Further analysis of the data reveals that price drops in Sydney and Melbourne are not uniform across all segments. In the three months leading up to May, the cheapest dwellings in Sydney saw a modest 0.4% increase, while Melbourne’s prices fell slightly by 0.2%. These trends underscore the divergence between the high-end and lower-end markets, suggesting that first-time buyers may benefit from the stability in the more affordable tiers. “It’s important to differentiate between the market segments,” Burg said. “Negative equity is a concern, but it’s not a universal threat.”

Despite the Liberal Party’s emphasis on the risks, some analysts believe the market’s resilience will help cushion the impact. “The broader economy is in good shape, with low unemployment and strong consumer confidence,” Moore noted. “These factors provide a safety net for homeowners, even in times of volatility.” He also mentioned that changes to capital gains tax and negative gearing in the recent budget could influence investor behavior, but the primary concern for first-time buyers lies in the affordability challenges they already face.

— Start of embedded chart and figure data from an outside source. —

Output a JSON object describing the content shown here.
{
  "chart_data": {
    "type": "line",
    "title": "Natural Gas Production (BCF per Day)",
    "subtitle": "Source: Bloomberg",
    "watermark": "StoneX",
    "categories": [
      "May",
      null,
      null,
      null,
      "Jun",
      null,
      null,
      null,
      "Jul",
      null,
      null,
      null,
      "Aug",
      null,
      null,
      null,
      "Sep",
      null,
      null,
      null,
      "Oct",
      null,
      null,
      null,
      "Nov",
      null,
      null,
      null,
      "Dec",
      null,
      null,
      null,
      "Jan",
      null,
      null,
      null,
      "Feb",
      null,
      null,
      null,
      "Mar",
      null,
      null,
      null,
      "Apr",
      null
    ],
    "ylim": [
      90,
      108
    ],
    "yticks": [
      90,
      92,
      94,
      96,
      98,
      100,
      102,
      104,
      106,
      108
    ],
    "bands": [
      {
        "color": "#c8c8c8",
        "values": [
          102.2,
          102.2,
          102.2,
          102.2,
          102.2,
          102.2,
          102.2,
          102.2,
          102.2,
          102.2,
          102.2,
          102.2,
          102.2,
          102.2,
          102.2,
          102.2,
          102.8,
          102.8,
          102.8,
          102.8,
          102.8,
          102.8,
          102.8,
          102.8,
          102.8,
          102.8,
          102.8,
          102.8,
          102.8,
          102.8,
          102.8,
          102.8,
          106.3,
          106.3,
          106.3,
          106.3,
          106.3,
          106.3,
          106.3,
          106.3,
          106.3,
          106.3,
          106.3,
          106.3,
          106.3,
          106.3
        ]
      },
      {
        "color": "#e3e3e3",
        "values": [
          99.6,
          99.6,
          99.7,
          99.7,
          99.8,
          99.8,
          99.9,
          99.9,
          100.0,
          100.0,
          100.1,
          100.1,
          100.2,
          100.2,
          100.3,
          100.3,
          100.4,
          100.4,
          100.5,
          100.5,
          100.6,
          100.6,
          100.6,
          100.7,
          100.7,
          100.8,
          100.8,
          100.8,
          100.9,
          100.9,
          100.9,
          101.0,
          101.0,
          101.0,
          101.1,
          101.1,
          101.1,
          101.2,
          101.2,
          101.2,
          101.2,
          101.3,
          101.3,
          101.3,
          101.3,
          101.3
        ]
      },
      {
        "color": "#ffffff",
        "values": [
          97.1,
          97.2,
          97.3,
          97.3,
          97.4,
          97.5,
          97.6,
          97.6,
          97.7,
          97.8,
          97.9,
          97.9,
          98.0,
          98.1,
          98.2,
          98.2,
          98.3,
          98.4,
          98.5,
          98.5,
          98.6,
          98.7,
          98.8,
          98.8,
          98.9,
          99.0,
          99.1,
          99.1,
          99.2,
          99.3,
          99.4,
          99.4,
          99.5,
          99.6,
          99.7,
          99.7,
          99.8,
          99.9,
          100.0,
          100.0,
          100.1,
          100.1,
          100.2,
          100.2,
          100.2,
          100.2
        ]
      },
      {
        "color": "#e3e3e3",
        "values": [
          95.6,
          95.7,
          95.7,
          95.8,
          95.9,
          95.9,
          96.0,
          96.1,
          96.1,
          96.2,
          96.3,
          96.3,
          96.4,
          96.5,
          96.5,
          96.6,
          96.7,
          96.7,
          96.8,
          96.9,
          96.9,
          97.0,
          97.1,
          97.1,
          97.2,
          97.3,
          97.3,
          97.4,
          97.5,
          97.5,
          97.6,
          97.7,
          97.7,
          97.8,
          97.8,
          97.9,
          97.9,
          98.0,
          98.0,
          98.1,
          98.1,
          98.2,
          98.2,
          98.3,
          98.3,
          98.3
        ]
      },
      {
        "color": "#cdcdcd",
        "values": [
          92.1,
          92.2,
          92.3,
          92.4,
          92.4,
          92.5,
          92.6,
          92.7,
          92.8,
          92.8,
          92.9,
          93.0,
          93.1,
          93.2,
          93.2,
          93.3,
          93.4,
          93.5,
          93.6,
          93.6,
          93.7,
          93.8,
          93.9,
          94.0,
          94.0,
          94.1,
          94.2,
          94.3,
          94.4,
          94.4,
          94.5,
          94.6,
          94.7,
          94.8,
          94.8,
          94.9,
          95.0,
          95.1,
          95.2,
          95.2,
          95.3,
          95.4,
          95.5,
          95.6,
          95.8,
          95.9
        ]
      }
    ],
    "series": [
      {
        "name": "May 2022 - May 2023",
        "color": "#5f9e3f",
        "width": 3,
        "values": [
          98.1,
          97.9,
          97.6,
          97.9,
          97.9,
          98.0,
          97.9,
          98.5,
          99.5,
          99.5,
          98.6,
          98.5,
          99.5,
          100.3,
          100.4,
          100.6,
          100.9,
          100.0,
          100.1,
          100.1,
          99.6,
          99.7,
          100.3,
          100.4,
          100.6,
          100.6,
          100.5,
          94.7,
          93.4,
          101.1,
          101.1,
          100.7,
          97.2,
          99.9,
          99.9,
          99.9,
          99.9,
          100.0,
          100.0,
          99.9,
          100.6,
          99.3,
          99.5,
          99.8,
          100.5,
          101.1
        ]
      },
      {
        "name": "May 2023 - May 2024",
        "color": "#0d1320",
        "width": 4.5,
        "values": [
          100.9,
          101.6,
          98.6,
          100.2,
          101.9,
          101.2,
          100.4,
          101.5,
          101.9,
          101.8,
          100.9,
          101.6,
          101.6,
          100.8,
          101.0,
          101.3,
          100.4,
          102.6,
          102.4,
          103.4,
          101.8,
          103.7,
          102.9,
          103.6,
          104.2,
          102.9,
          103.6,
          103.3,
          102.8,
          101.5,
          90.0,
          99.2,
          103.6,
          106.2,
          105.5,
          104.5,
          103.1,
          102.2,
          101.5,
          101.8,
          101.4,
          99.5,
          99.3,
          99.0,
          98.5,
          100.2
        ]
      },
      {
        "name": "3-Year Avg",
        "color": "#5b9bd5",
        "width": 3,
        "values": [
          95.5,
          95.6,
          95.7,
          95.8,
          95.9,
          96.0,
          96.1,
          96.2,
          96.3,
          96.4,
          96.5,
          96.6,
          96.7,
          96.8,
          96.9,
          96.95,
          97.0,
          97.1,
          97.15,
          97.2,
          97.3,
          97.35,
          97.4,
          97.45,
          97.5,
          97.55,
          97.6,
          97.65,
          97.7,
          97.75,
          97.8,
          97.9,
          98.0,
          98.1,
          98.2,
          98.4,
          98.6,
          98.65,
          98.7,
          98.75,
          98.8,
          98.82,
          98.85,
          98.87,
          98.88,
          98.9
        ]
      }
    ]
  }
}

In conclusion, while the warnings of negative equity have generated significant public concern, the data and expert analysis suggest that the risk is manageable for most first-time homeowners. The focus on the top-end markets means that the majority of new buyers are not immediately affected, and historical patterns indicate that downturns are often short-lived. As the housing market continues to evolve, the challenge will be to balance the need for caution with the reality of sustained affordability and economic stability.